Quote:<DIV id=article_participants class="content_part hid">
<P>Redhill Biopharma Ltd. (NASDAQ:<A title="" href="http://seekingalpha.com/symbol/rdhl" symbolSlug="RDHL">RDHL</A>)</P>
<P>Q4 2014 <SPAN class=transcript-search-span style="BACKGROUND-COLOR: yellow">Earnings</SPAN> Conference <SPAN class=transcript-search-span style="BACKGROUND-COLOR: #f38686">Call</SPAN></P>
<P>February 26, 2015 9:00 AM ET</P>
<P><STRONG>Executives</STRONG></P>
<P>Dror Ben Asher - CEO</P>
<P>Ori Shilo - Deputy CEO, Finance and Operations</P>
<P>Guy Goldberg - Chief Business Officer</P>
<P><STRONG>Analysts</STRONG></P>

My output would need to be Name, Function, Period, Symbol:
Example: Ori Shilo | Deputy CEO,Finance and operations | q4 2014 | RDHL
I tried the following, but it's not sufficient:
import textwrap
import os
from bs4 import BeautifulSoup

directory ='C:/Research syntheses - Meta analysis/SeekingAlpha/out'
for filename in os.listdir(directory):
    if filename.endswith('.html'):
        fname = os.path.join(directory,filename)
        with open(fname, 'r') as f:
            soup = BeautifulSoup(f.read(),'html.parser')

print('{:<30} {:<70}'.format('Name', 'Answer'))
print('-' * 101)
Can someone help me?Q4
soup.find('div': {'id','article_participants'})
Sorry on a phone and was a pain to type that
sorry, i hope we can finish this discussion on SO.
I dont use SO, so i will never see anything other than what is posted here.

Sorry my syntax was wrong:
All you have to do is accommodate it for searching files

from bs4 import BeautifulSoup

html = '''<DIV id=article_participants class="content_part hid">
<P>Redhill Biopharma Ltd. (NASDAQ:<A title="" href="http://seekingalpha.com/symbol/rdhl" symbolSlug="RDHL">RDHL</A>)</P>
<P>Q4 2014 <SPAN class=transcript-search-span style="BACKGROUND-COLOR: yellow">Earnings</SPAN> Conference <SPAN class=transcript-search-span style="BACKGROUND-COLOR: #f38686">Call</SPAN></P>
<P>February 26, 2015 9:00 AM ET</P>
<P><STRONG>Executives</STRONG></P>
<P>Dror Ben Asher - CEO</P>
<P>Ori Shilo - Deputy CEO, Finance and Operations</P>
<P>Guy Goldberg - Chief Business Officer</P>
<P><STRONG>Analysts</STRONG></P>
'''

soup = BeautifulSoup(html, 'html.parser')
found = soup.find('div', {'id':'article_participants'})
if found:
    print('found')
else:
    print('not found')
hmmm but how would this help me with multiple htmls? The above mentioned html is only an example. Although the structure of the HTML is the same.
On mobile now so I cant write a full example but you have already done that in your first code snippet. You just left soup with no search or results if it was found or not.

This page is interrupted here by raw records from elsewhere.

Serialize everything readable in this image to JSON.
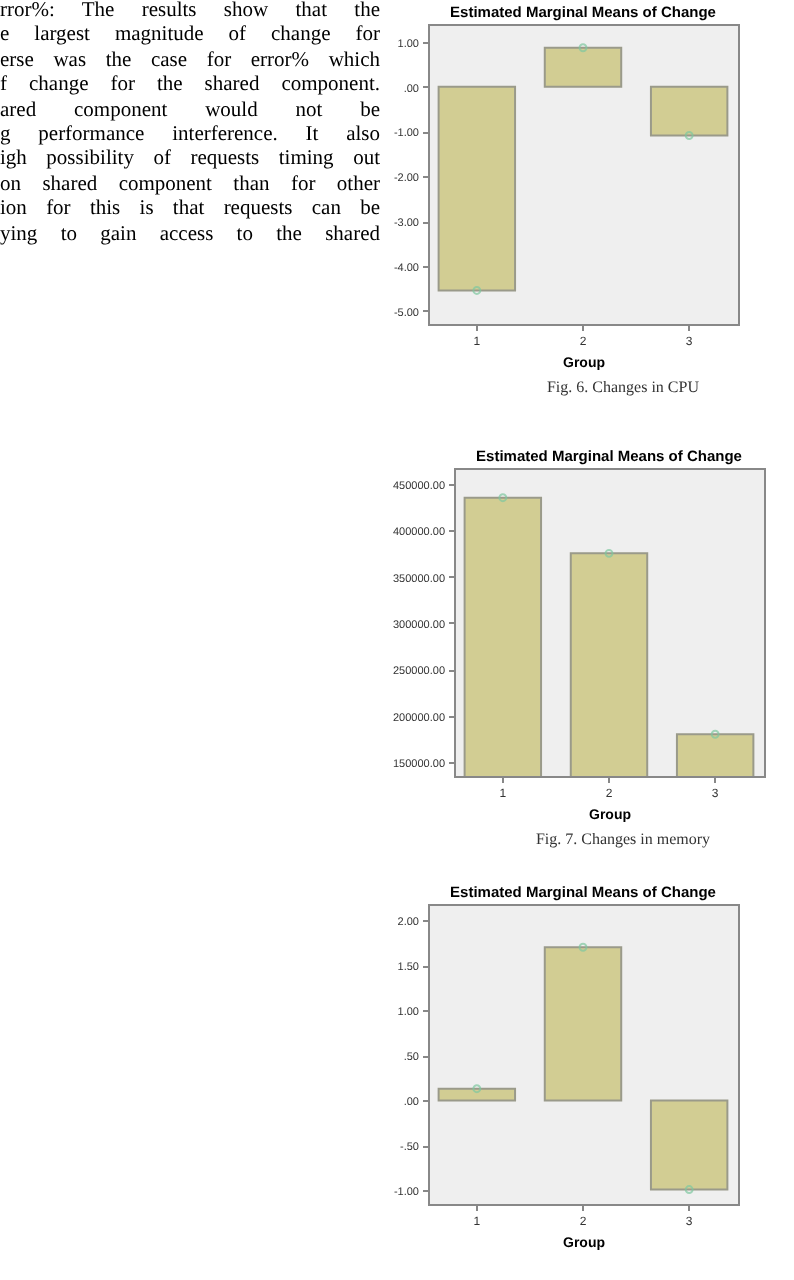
{
  "chart_data": [
    {
      "type": "other",
      "annotations": [
        "rror%: The results show that the",
        "e largest magnitude of change for",
        "erse was the case for error% which",
        "f change for the shared component.",
        "ared component would not be",
        "g performance interference. It also",
        "igh possibility of requests timing out",
        "on shared component than for other",
        "ion for this is that requests can be",
        "ying to gain access to the shared"
      ]
    },
    {
      "type": "bar",
      "title": "Estimated Marginal Means of Change",
      "xlabel": "Group",
      "categories": [
        "1",
        "2",
        "3"
      ],
      "marker": "circle",
      "series": [
        {
          "type": "bar",
          "color": "#d2cd93",
          "values": [
            -4.55,
            0.87,
            -1.09
          ]
        },
        {
          "type": "scatter",
          "color": "#7fc8a0",
          "values": [
            -4.55,
            0.87,
            -1.09
          ]
        }
      ],
      "ylim": [
        -5.3,
        1.4
      ],
      "yticks": [
        {
          "value": 1,
          "label": "1.00"
        },
        {
          "value": 0,
          "label": ".00"
        },
        {
          "value": -1,
          "label": "-1.00"
        },
        {
          "value": -2,
          "label": "-2.00"
        },
        {
          "value": -3,
          "label": "-3.00"
        },
        {
          "value": -4,
          "label": "-4.00"
        },
        {
          "value": -5,
          "label": "-5.00"
        }
      ],
      "annotations": [
        "Fig. 6. Changes in CPU"
      ]
    },
    {
      "type": "bar",
      "title": "Estimated Marginal Means of Change",
      "xlabel": "Group",
      "categories": [
        "1",
        "2",
        "3"
      ],
      "marker": "circle",
      "series": [
        {
          "type": "bar",
          "color": "#d2cd93",
          "values": [
            435000,
            375000,
            180000
          ]
        },
        {
          "type": "scatter",
          "color": "#7fc8a0",
          "values": [
            435000,
            375000,
            180000
          ]
        }
      ],
      "ylim": [
        135000,
        467000
      ],
      "yticks": [
        {
          "value": 150000,
          "label": "150000.00"
        },
        {
          "value": 200000,
          "label": "200000.00"
        },
        {
          "value": 250000,
          "label": "250000.00"
        },
        {
          "value": 300000,
          "label": "300000.00"
        },
        {
          "value": 350000,
          "label": "350000.00"
        },
        {
          "value": 400000,
          "label": "400000.00"
        },
        {
          "value": 450000,
          "label": "450000.00"
        }
      ],
      "annotations": [
        "Fig. 7. Changes in memory"
      ]
    },
    {
      "type": "bar",
      "title": "Estimated Marginal Means of Change",
      "xlabel": "Group",
      "categories": [
        "1",
        "2",
        "3"
      ],
      "marker": "circle",
      "series": [
        {
          "type": "bar",
          "color": "#d2cd93",
          "values": [
            0.13,
            1.7,
            -0.99
          ]
        },
        {
          "type": "scatter",
          "color": "#7fc8a0",
          "values": [
            0.13,
            1.7,
            -0.99
          ]
        }
      ],
      "ylim": [
        -1.15,
        2.18
      ],
      "yticks": [
        {
          "value": 2,
          "label": "2.00"
        },
        {
          "value": 1.5,
          "label": "1.50"
        },
        {
          "value": 1,
          "label": "1.00"
        },
        {
          "value": 0.5,
          "label": ".50"
        },
        {
          "value": 0,
          "label": ".00"
        },
        {
          "value": -0.5,
          "label": "-.50"
        },
        {
          "value": -1,
          "label": "-1.00"
        }
      ]
    }
  ]
}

Loop the directory for each html file, then search each file for that soup I gave. If that returns data then it was found and log that file as it contains that ID. Then proceed in that for loop to the next file and repeat.
But my output is now only "found" or "not found". I want the data, mentioned in the first post.